David’s answer surprises him. “I nearly cancelled last month. The box was fine. The produce was fine. I just felt like nobody was listening any more.”

“What do you mean?”

“I filled out the feedback form three times about getting too many root vegetables in winter. Nothing changed. I used to feel like someone was paying attention. Now it feels automated.”

Tom thanks him. Ends the call. Sits at his desk.

Three weeks ago, Tom shipped the box preview redesign. It was polished. The code was excellent. David didn’t mention it. What David mentioned was that nobody responded to his feedback. That’s not a feature problem. That’s a relationship problem. And it’s the kind of thing you only learn by talking to customers.

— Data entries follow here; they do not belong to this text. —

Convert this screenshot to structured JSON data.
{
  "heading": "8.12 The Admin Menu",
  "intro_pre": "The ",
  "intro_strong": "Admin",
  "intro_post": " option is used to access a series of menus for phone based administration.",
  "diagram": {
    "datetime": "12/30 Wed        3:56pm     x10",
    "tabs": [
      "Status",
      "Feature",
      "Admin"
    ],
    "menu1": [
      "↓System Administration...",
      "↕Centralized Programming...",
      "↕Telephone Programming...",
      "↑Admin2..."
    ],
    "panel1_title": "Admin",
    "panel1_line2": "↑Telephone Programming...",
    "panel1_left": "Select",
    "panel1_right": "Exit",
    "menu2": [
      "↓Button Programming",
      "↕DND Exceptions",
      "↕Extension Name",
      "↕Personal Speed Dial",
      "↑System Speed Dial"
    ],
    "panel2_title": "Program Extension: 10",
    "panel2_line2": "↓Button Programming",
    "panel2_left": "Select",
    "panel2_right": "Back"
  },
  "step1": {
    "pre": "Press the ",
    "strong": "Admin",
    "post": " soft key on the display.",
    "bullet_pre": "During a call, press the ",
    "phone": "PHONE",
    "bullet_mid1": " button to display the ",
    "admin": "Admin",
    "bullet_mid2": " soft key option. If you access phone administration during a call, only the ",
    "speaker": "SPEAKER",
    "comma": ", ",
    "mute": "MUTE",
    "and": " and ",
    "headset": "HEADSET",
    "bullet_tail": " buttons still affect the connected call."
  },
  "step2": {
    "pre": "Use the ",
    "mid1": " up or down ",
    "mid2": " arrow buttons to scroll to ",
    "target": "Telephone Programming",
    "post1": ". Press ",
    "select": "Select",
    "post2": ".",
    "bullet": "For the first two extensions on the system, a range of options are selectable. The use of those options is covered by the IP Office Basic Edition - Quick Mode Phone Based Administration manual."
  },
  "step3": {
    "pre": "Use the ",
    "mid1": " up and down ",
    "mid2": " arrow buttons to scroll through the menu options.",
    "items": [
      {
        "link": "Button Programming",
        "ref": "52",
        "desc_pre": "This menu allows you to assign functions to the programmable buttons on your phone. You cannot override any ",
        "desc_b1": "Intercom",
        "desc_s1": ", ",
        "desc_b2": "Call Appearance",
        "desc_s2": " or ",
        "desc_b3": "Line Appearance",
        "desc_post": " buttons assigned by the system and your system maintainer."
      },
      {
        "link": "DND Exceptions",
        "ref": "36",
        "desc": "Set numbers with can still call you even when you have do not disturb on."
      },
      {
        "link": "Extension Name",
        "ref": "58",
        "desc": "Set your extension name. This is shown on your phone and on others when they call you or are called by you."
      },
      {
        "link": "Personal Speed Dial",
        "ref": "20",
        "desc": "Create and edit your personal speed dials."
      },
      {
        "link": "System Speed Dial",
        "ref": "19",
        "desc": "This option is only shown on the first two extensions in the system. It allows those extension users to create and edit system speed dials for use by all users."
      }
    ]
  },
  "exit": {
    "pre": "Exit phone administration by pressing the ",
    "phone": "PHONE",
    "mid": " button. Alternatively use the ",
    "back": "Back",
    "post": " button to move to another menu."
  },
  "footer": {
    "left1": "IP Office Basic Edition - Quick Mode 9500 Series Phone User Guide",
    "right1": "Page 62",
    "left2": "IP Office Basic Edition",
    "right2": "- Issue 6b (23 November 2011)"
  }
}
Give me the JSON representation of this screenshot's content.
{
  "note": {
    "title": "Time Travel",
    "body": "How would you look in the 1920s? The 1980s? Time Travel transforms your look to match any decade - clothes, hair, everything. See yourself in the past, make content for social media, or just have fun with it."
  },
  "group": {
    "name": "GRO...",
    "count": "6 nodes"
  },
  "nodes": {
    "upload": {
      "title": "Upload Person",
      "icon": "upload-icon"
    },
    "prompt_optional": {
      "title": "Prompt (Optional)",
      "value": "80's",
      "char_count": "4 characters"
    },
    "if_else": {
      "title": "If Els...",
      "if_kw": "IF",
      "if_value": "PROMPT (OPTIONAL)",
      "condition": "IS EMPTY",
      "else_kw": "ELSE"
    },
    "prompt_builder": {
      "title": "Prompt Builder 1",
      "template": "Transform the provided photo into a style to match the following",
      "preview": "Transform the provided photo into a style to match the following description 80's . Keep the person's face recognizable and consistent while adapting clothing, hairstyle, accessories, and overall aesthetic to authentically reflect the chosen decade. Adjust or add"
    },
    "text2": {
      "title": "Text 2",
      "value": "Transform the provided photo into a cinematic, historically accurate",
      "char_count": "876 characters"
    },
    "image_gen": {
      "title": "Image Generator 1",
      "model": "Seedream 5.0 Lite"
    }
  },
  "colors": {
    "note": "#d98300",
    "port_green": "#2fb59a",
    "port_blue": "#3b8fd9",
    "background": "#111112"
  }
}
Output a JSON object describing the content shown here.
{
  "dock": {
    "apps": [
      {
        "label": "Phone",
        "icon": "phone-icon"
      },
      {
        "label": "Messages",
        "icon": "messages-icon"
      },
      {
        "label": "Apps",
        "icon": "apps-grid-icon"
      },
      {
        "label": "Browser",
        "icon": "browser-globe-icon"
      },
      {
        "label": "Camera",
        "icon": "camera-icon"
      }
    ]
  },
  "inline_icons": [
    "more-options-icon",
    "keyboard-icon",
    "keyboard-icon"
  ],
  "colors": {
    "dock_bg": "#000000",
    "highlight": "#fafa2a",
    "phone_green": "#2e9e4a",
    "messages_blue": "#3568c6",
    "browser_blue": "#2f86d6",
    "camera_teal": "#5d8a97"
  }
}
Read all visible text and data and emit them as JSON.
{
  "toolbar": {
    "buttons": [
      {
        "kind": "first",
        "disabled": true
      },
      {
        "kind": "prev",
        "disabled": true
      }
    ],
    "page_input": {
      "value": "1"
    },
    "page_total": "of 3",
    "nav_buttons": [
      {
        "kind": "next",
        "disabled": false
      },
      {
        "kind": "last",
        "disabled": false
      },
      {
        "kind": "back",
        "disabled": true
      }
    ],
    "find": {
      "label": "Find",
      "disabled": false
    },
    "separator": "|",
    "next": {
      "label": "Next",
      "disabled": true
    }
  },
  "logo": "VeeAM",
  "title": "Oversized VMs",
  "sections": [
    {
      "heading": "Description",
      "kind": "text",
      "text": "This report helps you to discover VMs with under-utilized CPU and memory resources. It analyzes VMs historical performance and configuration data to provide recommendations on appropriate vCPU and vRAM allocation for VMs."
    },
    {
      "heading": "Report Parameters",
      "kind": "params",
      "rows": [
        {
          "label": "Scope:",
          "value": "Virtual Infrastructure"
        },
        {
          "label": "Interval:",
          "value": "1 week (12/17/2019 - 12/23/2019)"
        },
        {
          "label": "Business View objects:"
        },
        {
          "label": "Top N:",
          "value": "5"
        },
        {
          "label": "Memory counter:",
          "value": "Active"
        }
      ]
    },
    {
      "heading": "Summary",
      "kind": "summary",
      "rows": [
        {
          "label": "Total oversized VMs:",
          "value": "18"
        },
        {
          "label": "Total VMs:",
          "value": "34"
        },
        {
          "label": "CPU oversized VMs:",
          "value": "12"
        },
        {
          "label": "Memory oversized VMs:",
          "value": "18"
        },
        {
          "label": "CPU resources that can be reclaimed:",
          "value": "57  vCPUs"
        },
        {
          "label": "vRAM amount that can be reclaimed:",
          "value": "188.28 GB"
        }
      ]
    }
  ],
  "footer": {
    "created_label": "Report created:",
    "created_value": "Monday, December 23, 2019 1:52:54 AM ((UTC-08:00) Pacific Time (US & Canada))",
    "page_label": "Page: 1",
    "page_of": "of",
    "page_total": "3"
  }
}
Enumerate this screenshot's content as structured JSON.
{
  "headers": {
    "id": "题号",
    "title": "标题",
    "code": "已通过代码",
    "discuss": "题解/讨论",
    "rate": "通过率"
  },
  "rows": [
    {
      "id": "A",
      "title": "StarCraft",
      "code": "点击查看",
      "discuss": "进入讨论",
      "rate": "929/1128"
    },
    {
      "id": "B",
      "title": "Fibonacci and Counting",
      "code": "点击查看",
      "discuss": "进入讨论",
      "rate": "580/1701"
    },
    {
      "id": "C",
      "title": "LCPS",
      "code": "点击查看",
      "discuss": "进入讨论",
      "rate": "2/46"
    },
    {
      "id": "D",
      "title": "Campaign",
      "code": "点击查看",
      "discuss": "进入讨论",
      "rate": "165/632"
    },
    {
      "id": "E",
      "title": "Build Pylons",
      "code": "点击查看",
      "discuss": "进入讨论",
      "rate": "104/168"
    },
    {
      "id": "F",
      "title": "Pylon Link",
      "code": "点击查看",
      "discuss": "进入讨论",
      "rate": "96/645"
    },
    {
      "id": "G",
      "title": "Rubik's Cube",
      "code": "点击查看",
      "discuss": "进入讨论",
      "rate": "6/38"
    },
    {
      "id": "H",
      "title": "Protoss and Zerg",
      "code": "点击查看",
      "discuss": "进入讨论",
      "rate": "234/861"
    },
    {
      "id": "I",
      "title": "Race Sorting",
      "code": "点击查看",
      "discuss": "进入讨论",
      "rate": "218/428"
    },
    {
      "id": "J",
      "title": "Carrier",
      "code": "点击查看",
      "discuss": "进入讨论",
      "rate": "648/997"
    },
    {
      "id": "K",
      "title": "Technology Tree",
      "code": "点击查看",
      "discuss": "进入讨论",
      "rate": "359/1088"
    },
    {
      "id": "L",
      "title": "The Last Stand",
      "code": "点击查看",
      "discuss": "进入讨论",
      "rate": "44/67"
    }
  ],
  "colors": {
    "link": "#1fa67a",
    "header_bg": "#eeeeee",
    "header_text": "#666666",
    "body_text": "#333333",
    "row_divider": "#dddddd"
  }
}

Tom posts the summary in the team channel. No commentary. Just the transcript excerpt.

Priya replies first: “This is what we miss when we stop listening.”

The three-week check

Three weeks into the reset, Charlotte checks in.

The Tuesday interviews are happening again. Each squad has conducted three. Two of the nine surfaced insights that changed sprint priorities, a delivery timing complaint in Melbourne that was more widespread than the data showed, and a Brisbane subscriber who explained why she’d downgraded her box size in a way that suggested the pricing tier wasn’t the problem.

The backlog has shrunk from 340 items to 280. Not because they deleted items, because they archived the 60 that nobody could attach an outcome to. Those items aren’t gone. They’re in a “needs outcome” holding area. If someone can articulate why they matter, they come back.

The Monday assumptions check produced one genuinely risky assumption: “We assume corporate customers will reorder monthly.” Nobody had tested this. The Melbourne squad designed a three-email follow-up sequence and tracked reorder rates. The assumption was wrong, corporate customers reorder quarterly, not monthly. The revenue model for the corporate portal was off by 3x.

“That one insight,” Charlotte tells Maya, “is worth more than the last three features you shipped. Because it changes a decision. The features just added code.”

What a feature factory looks like from the inside

The uncomfortable truth about feature factories is that they feel productive. The team is busy. The sprints are full. Features ship. Demos are satisfying. The board sees progress. Customers get things they asked for.

The problem is invisible until you measure it. And measuring it requires asking a question that nobody in a feature factory wants to ask: Did any of this matter?

Most teams don’t ask because the answer might be no. And if the answer is no, then the last three months of hard work, the late nights, the sprint commitments, the careful code reviews, were pointed in the wrong direction. That’s not a comfortable thing to confront.

But the alternative is worse. The alternative is continuing to build, continuing to ship, continuing to celebrate output, and slowly drifting from the outcomes that actually determine whether the business survives.

Greenbox drifted for one quarter. They caught it because Charlotte asked a direct question and nobody could answer it. Some teams drift for years.

Maya drives home that evening through the Perth suburbs. It’s still light at 7pm, the long Western Australian twilight that stretches the day. She thinks about the twelve features. Twelve things her team built with care and skill. Two of them connected to a goal. Ten of them built because someone asked and she said yes.

She’s not going to stop saying yes. That’s who she is, responsive, connected, attuned to what people need. But she’s going to start saying “yes, and what changes when we build it?” Because the answer to that question is the difference between a feature factory and a product company.